Activists (Jailed)
Alexei Navalny
Born in Russia in 1976, Alexei Navalny studied law and finance before entering politics. He rose to fame as an anti-corruption blogger and activist, eventually emerging as a top opposition leader to Vladimir Putin’s United Russia party. Along with being arrested numerous times, Navalny survived an assassination attempt by poisoning in summer of 2020. Incarcerated after returning to Russia, he was sentenced to nine years in prison in March 2022.
Alexei Anatolievich Navalny was born to parents Anatoly Ivanovich and Lyudmila Ivanovna on June 4, 1976, in Butyn, Russia. The son of an army communications officer, he grew up in various military towns around Moscow and spent summers with his grandmother in the countryside near Chernobyl, Ukraine.
Navalny graduated with a law degree from Peoples’ Friendship University of Russia in 1998, before earning his master’s from State Finance Academy in 2001. In 2010, he spent a semester studying at Yale University as part of its World Fellows program.
Around the time he began working as a lawyer in the late 1990s, Navalny joined Yabloko, the Russian United Democratic Party. He became deputy chairman of its Moscow branch, but butted heads with leadership over his nationalist views and was expelled from the party in 2007.
Navalny followed by launching Russia’s National Liberation Movement, which took a harder stance on immigration issues. He called for Georgians to be deported during the Russo-Georgian War of 2008 and created a pro-gun-rights video that showed him shooting an assailant wearing a traditional Middle Eastern keffiyeh.
In 2009, Navalny served as an adviser to Kirov Oblast Governor Nikita Belykh.
Having already developed a sizable following with his LiveJournal blog, Navalny began using his platform to draw attention to crooked state business dealings. In November 2010, he published a report that alleged the theft of $4 billion from the oil-transport monopoly Transneft during the construction of a major pipeline. A few weeks later, Navalny launched the website RosPil.net, which invited users to submit publicly available government contracts for evidence of wrongdoing.
The following year, Navalny formed the Anti-Corruption Foundation (FBK) to examine the misuse of state funds. The results of these investigations were revealed in YouTube videos that often embarrassed officials in Vladimir Putin’s United Russia party. One video from 2017, which focused on the immense wealth accumulated by then-Prime Minister Dmitry Medvedev, garnered more than 40 million views.
The government eventually cracked down on the FBK, and it was disbanded after being formally designated an “extremist” group in June 2021.
Navalny emerged on the global stage in December 2011, when he was arrested for leading protests against the Russian elections. He rallied younger voters but also invited scrutiny by referring to United Russia as the “party of crooks and thieves.”
Navalny was indicted in 2013 on charges of embezzling $500,000 from a state-owned lumber company. Released on bail, he unsuccessfully ran for mayor of Moscow that summer, before being arrested again that fall, alongside his brother Oleg, for allegedly defrauding two more Russian companies. Navalny was given a suspended sentence, while his brother wound up in prison.
After his original criminal conviction was overturned by Russia’s Supreme Court in 2016, Navalny announced plans to run for president. However, his campaign was crippled when he was hauled back into court for a retrial of the 2013 charges and was handed another suspended sentence.
Arrested and briefly jailed again for leading more protests in July 2019, Navalny responded by launching the “Smart Voting” website to raise awareness of opposition leaders best suited to defeat United Russia candidates at the ballot box.

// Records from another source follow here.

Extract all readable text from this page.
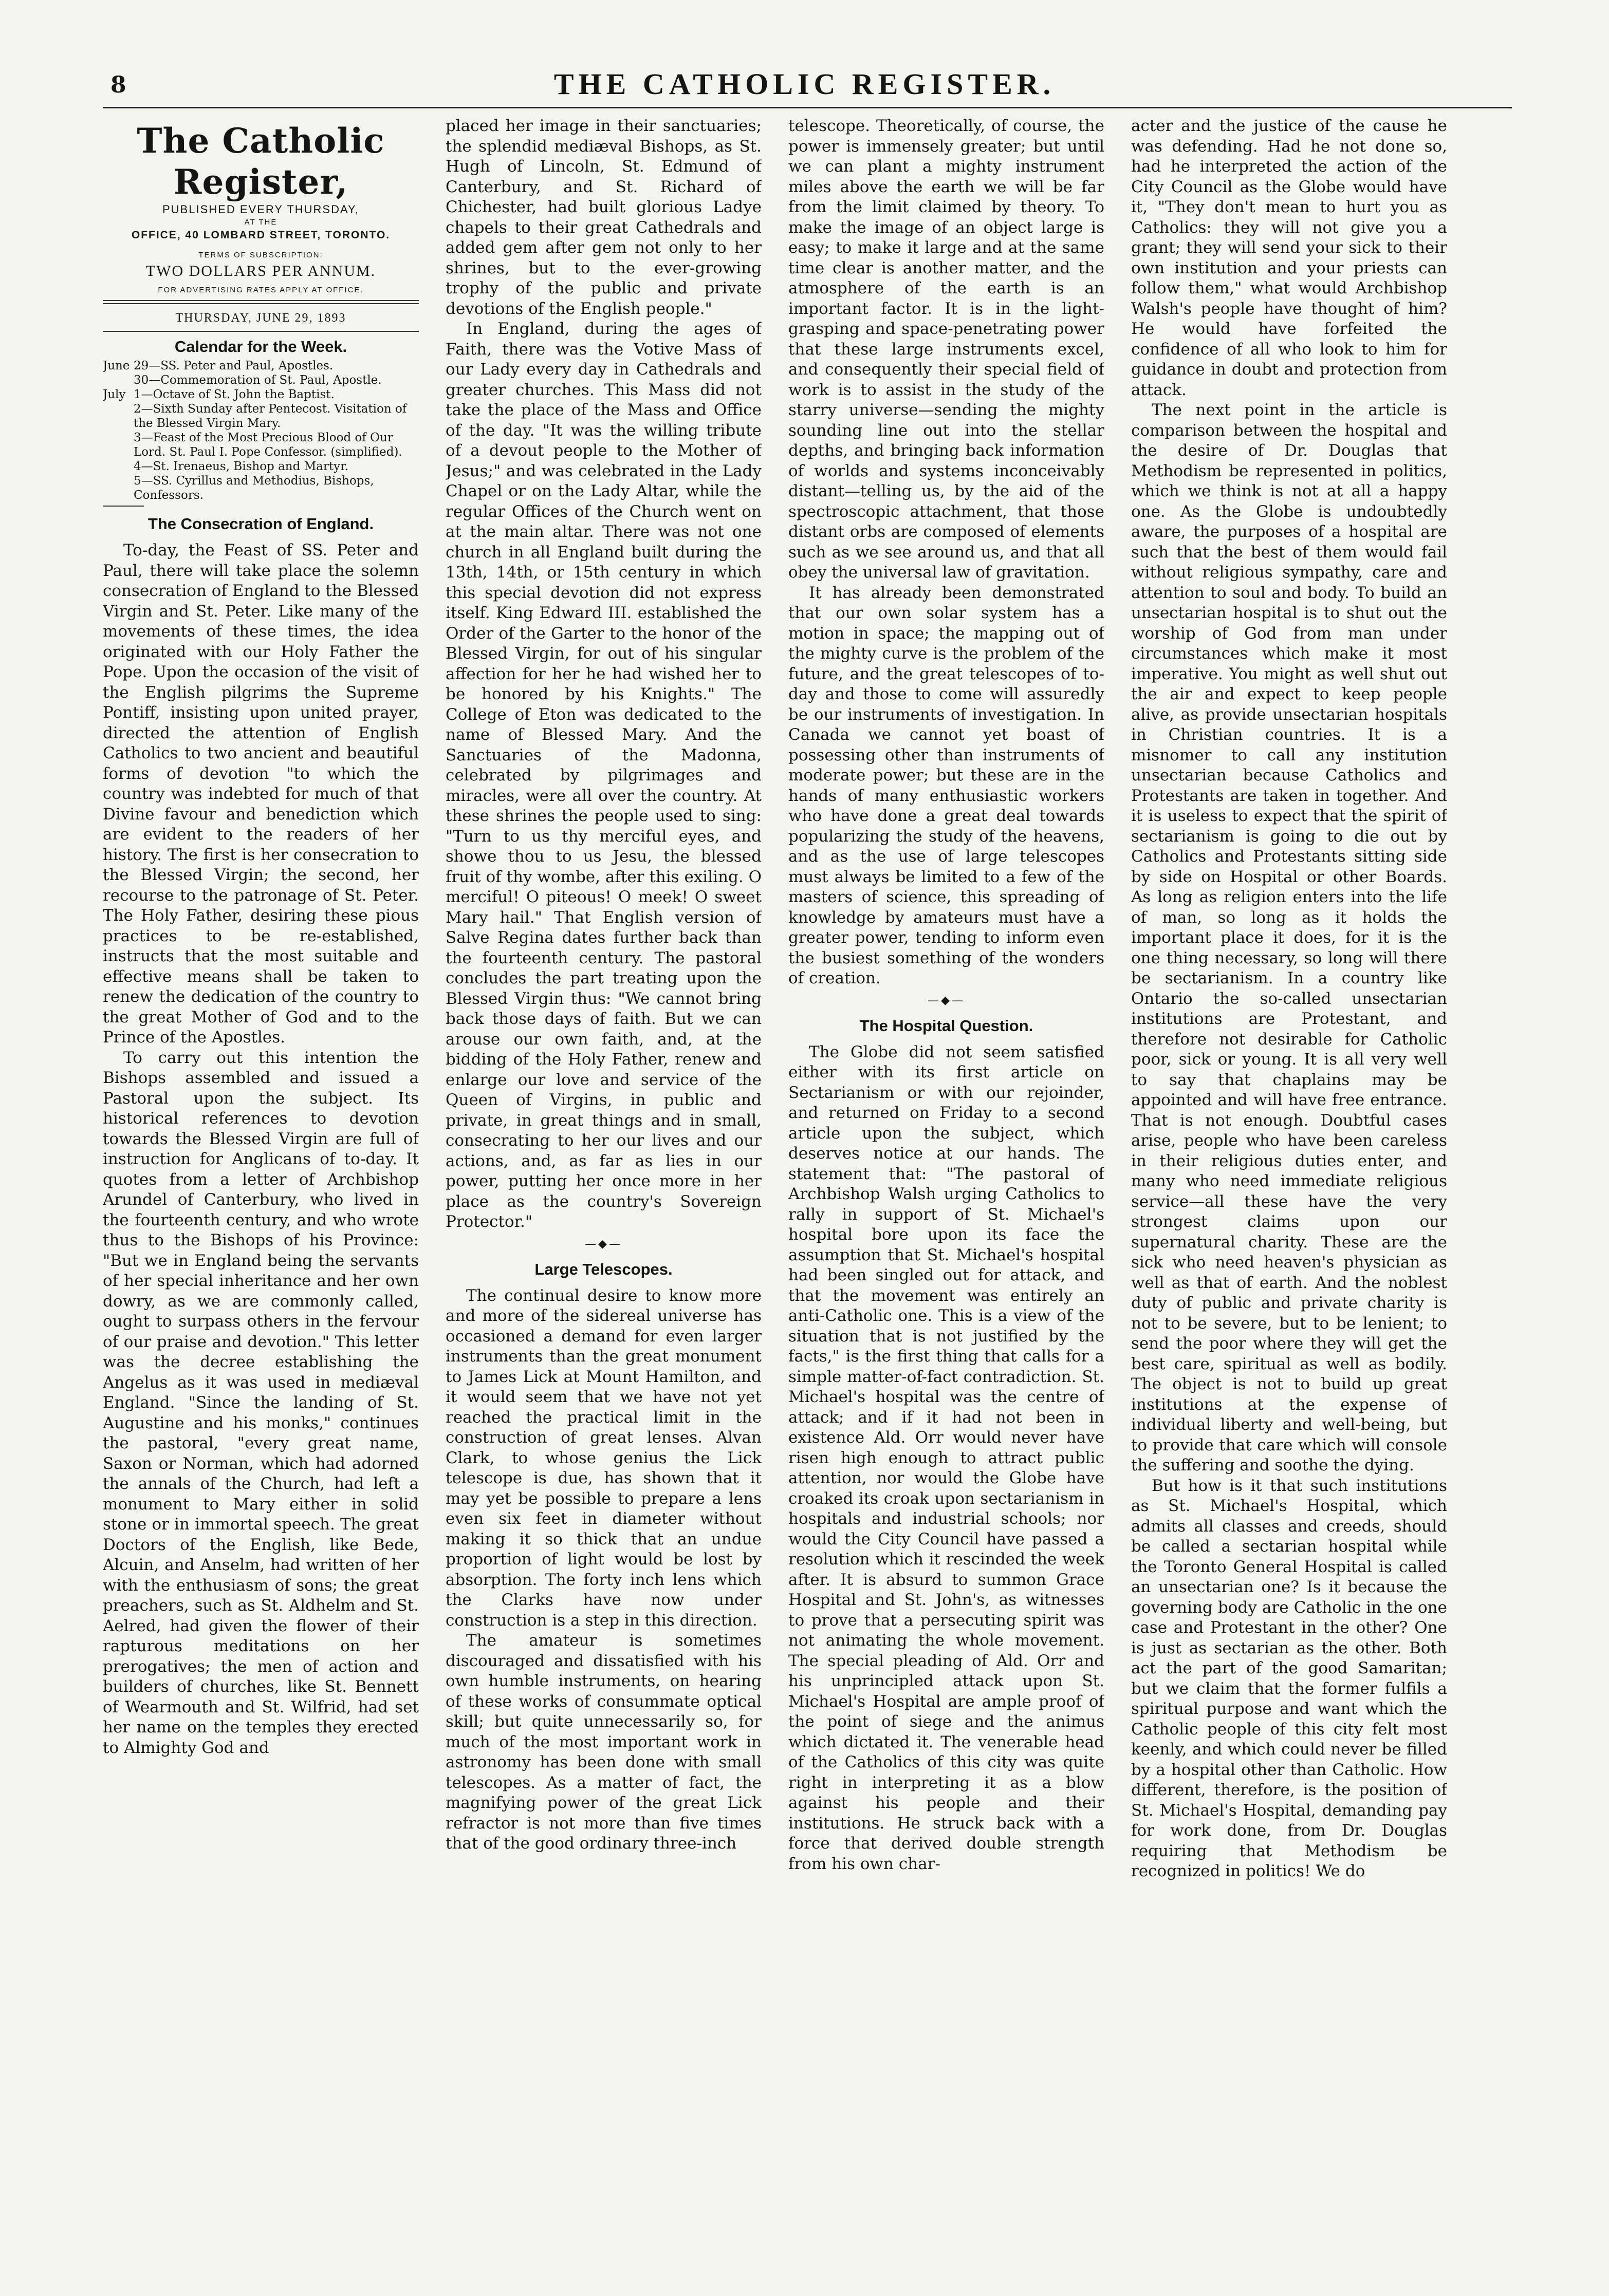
8	THE CATHOLIC REGISTER.
The Catholic Register,
PUBLISHED EVERY THURSDAY,
AT THE
OFFICE, 40 LOMBARD STREET, TORONTO.
TERMS OF SUBSCRIPTION:
TWO DOLLARS PER ANNUM.
FOR ADVERTISING RATES APPLY AT OFFICE.
THURSDAY, JUNE 29, 1893
Calendar for the Week.
June 29—SS. Peter and Paul, Apostles.
30—Commemoration of St. Paul, Apostle.
July 1—Octave of St. John the Baptist.
2—Sixth Sunday after Pentecost. Visitation of the Blessed Virgin Mary.
3—Feast of the Most Precious Blood of Our Lord. St. Paul I. Pope Confessor. (simplified).
4—St. Irenaeus, Bishop and Martyr.
5—SS. Cyrillus and Methodius, Bishops, Confessors.
The Consecration of England.

To-day, the Feast of SS. Peter and Paul, there will take place the solemn consecration of England to the Blessed Virgin and St. Peter. Like many of the movements of these times, the idea originated with our Holy Father the Pope. Upon the occasion of the visit of the English pilgrims the Supreme Pontiff, insisting upon united prayer, directed the attention of English Catholics to two ancient and beautiful forms of devotion "to which the country was indebted for much of that Divine favour and benediction which are evident to the readers of her history. The first is her consecration to the Blessed Virgin; the second, her recourse to the patronage of St. Peter. The Holy Father, desiring these pious practices to be re-established, instructs that the most suitable and effective means shall be taken to renew the dedication of the country to the great Mother of God and to the Prince of the Apostles.

To carry out this intention the Bishops assembled and issued a Pastoral upon the subject. Its historical references to devotion towards the Blessed Virgin are full of instruction for Anglicans of to-day. It quotes from a letter of Archbishop Arundel of Canterbury, who lived in the fourteenth century, and who wrote thus to the Bishops of his Province: "But we in England being the servants of her special inheritance and her own dowry, as we are commonly called, ought to surpass others in the fervour of our praise and devotion." This letter was the decree establishing the Angelus as it was used in mediæval England. "Since the landing of St. Augustine and his monks," continues the pastoral, "every great name, Saxon or Norman, which had adorned the annals of the Church, had left a monument to Mary either in solid stone or in immortal speech. The great Doctors of the English, like Bede, Alcuin, and Anselm, had written of her with the enthusiasm of sons; the great preachers, such as St. Aldhelm and St. Aelred, had given the flower of their rapturous meditations on her prerogatives; the men of action and builders of churches, like St. Bennett of Wearmouth and St. Wilfrid, had set her name on the temples they erected to Almighty God and

placed her image in their sanctuaries; the splendid mediæval Bishops, as St. Hugh of Lincoln, St. Edmund of Canterbury, and St. Richard of Chichester, had built glorious Ladye chapels to their great Cathedrals and added gem after gem not only to her shrines, but to the ever-growing trophy of the public and private devotions of the English people."

In England, during the ages of Faith, there was the Votive Mass of our Lady every day in Cathedrals and greater churches. This Mass did not take the place of the Mass and Office of the day. "It was the willing tribute of a devout people to the Mother of Jesus;" and was celebrated in the Lady Chapel or on the Lady Altar, while the regular Offices of the Church went on at the main altar. There was not one church in all England built during the 13th, 14th, or 15th century in which this special devotion did not express itself. King Edward III. established the Order of the Garter to the honor of the Blessed Virgin, for out of his singular affection for her he had wished her to be honored by his Knights." The College of Eton was dedicated to the name of Blessed Mary. And the Sanctuaries of the Madonna, celebrated by pilgrimages and miracles, were all over the country. At these shrines the people used to sing: "Turn to us thy merciful eyes, and showe thou to us Jesu, the blessed fruit of thy wombe, after this exiling. O merciful! O piteous! O meek! O sweet Mary hail." That English version of Salve Regina dates further back than the fourteenth century. The pastoral concludes the part treating upon the Blessed Virgin thus: "We cannot bring back those days of faith. But we can arouse our own faith, and, at the bidding of the Holy Father, renew and enlarge our love and service of the Queen of Virgins, in public and private, in great things and in small, consecrating to her our lives and our actions, and, as far as lies in our power, putting her once more in her place as the country's Sovereign Protector."

—◆—
Large Telescopes.

The continual desire to know more and more of the sidereal universe has occasioned a demand for even larger instruments than the great monument to James Lick at Mount Hamilton, and it would seem that we have not yet reached the practical limit in the construction of great lenses. Alvan Clark, to whose genius the Lick telescope is due, has shown that it may yet be possible to prepare a lens even six feet in diameter without making it so thick that an undue proportion of light would be lost by absorption. The forty inch lens which the Clarks have now under construction is a step in this direction.

The amateur is sometimes discouraged and dissatisfied with his own humble instruments, on hearing of these works of consummate optical skill; but quite unnecessarily so, for much of the most important work in astronomy has been done with small telescopes. As a matter of fact, the magnifying power of the great Lick refractor is not more than five times that of the good ordinary three-inch

telescope. Theoretically, of course, the power is immensely greater; but until we can plant a mighty instrument miles above the earth we will be far from the limit claimed by theory. To make the image of an object large is easy; to make it large and at the same time clear is another matter, and the atmosphere of the earth is an important factor. It is in the light-grasping and space-penetrating power that these large instruments excel, and consequently their special field of work is to assist in the study of the starry universe—sending the mighty sounding line out into the stellar depths, and bringing back information of worlds and systems inconceivably distant—telling us, by the aid of the spectroscopic attachment, that those distant orbs are composed of elements such as we see around us, and that all obey the universal law of gravitation.

It has already been demonstrated that our own solar system has a motion in space; the mapping out of the mighty curve is the problem of the future, and the great telescopes of to-day and those to come will assuredly be our instruments of investigation. In Canada we cannot yet boast of possessing other than instruments of moderate power; but these are in the hands of many enthusiastic workers who have done a great deal towards popularizing the study of the heavens, and as the use of large telescopes must always be limited to a few of the masters of science, this spreading of knowledge by amateurs must have a greater power, tending to inform even the busiest something of the wonders of creation.

—◆—
The Hospital Question.

The Globe did not seem satisfied either with its first article on Sectarianism or with our rejoinder, and returned on Friday to a second article upon the subject, which deserves notice at our hands. The statement that: "The pastoral of Archbishop Walsh urging Catholics to rally in support of St. Michael's hospital bore upon its face the assumption that St. Michael's hospital had been singled out for attack, and that the movement was entirely an anti-Catholic one. This is a view of the situation that is not justified by the facts," is the first thing that calls for a simple matter-of-fact contradiction. St. Michael's hospital was the centre of attack; and if it had not been in existence Ald. Orr would never have risen high enough to attract public attention, nor would the Globe have croaked its croak upon sectarianism in hospitals and industrial schools; nor would the City Council have passed a resolution which it rescinded the week after. It is absurd to summon Grace Hospital and St. John's, as witnesses to prove that a persecuting spirit was not animating the whole movement. The special pleading of Ald. Orr and his unprincipled attack upon St. Michael's Hospital are ample proof of the point of siege and the animus which dictated it. The venerable head of the Catholics of this city was quite right in interpreting it as a blow against his people and their institutions. He struck back with a force that derived double strength from his own char-

acter and the justice of the cause he was defending. Had he not done so, had he interpreted the action of the City Council as the Globe would have it, "They don't mean to hurt you as Catholics: they will not give you a grant; they will send your sick to their own institution and your priests can follow them," what would Archbishop Walsh's people have thought of him? He would have forfeited the confidence of all who look to him for guidance in doubt and protection from attack.

The next point in the article is comparison between the hospital and the desire of Dr. Douglas that Methodism be represented in politics, which we think is not at all a happy one. As the Globe is undoubtedly aware, the purposes of a hospital are such that the best of them would fail without religious sympathy, care and attention to soul and body. To build an unsectarian hospital is to shut out the worship of God from man under circumstances which make it most imperative. You might as well shut out the air and expect to keep people alive, as provide unsectarian hospitals in Christian countries. It is a misnomer to call any institution unsectarian because Catholics and Protestants are taken in together. And it is useless to expect that the spirit of sectarianism is going to die out by Catholics and Protestants sitting side by side on Hospital or other Boards. As long as religion enters into the life of man, so long as it holds the important place it does, for it is the one thing necessary, so long will there be sectarianism. In a country like Ontario the so-called unsectarian institutions are Protestant, and therefore not desirable for Catholic poor, sick or young. It is all very well to say that chaplains may be appointed and will have free entrance. That is not enough. Doubtful cases arise, people who have been careless in their religious duties enter, and many who need immediate religious service—all these have the very strongest claims upon our supernatural charity. These are the sick who need heaven's physician as well as that of earth. And the noblest duty of public and private charity is not to be severe, but to be lenient; to send the poor where they will get the best care, spiritual as well as bodily. The object is not to build up great institutions at the expense of individual liberty and well-being, but to provide that care which will console the suffering and soothe the dying.

But how is it that such institutions as St. Michael's Hospital, which admits all classes and creeds, should be called a sectarian hospital while the Toronto General Hospital is called an unsectarian one? Is it because the governing body are Catholic in the one case and Protestant in the other? One is just as sectarian as the other. Both act the part of the good Samaritan; but we claim that the former fulfils a spiritual purpose and want which the Catholic people of this city felt most keenly, and which could never be filled by a hospital other than Catholic. How different, therefore, is the position of St. Michael's Hospital, demanding pay for work done, from Dr. Douglas requiring that Methodism be recognized in politics! We do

Navalny became seriously ill on board a flight to Moscow in August 2020, prompting an emergency landing in the city of Omsk. He was eventually permitted to receive medical care in Berlin, Germany, where it was determined he was poisoned with a Russian-developed Novichok nerve agent.
Following his discharge from the hospital a month later, Navalny teamed with news agencies and the London-based investigative group Bellingcat to pinpoint his would-be assassins from Russia’s Federal Security Service (FSB). He even managed to get one such security agent on the phone and tricked him into admitting the nerve agent had been applied to the target’s underwear.
Navalny was immediately arrested upon returning to Moscow in January 2021 for violating the terms of his probation. After undergoing a hunger strike, he was sentenced to nine years in a maximum-security prison in March 2022 for embezzling funds from his Anti-Corruption Foundation.
Navalny garnered a Nobel Peace Prize nomination in early 2021. Later in the year, he was awarded the European Parliament’s Sakharov Prize for Freedom of Thought.
The activist was the subject of the 2022 documentary Navalny, which explores his recovery period in Germany following the poisoning and his return to Russia to face incarceration.
Navalny met fellow student Yulia Abrosimova while they were both vacationing in Turkey in the late 1990s, and they were married in 2000. Now known as Yulia Navalnaya, she has developed her own profile as a devoted supporter of her husband’s stand against corruption. The couple has a daughter, Darya, and a son, Zakhar.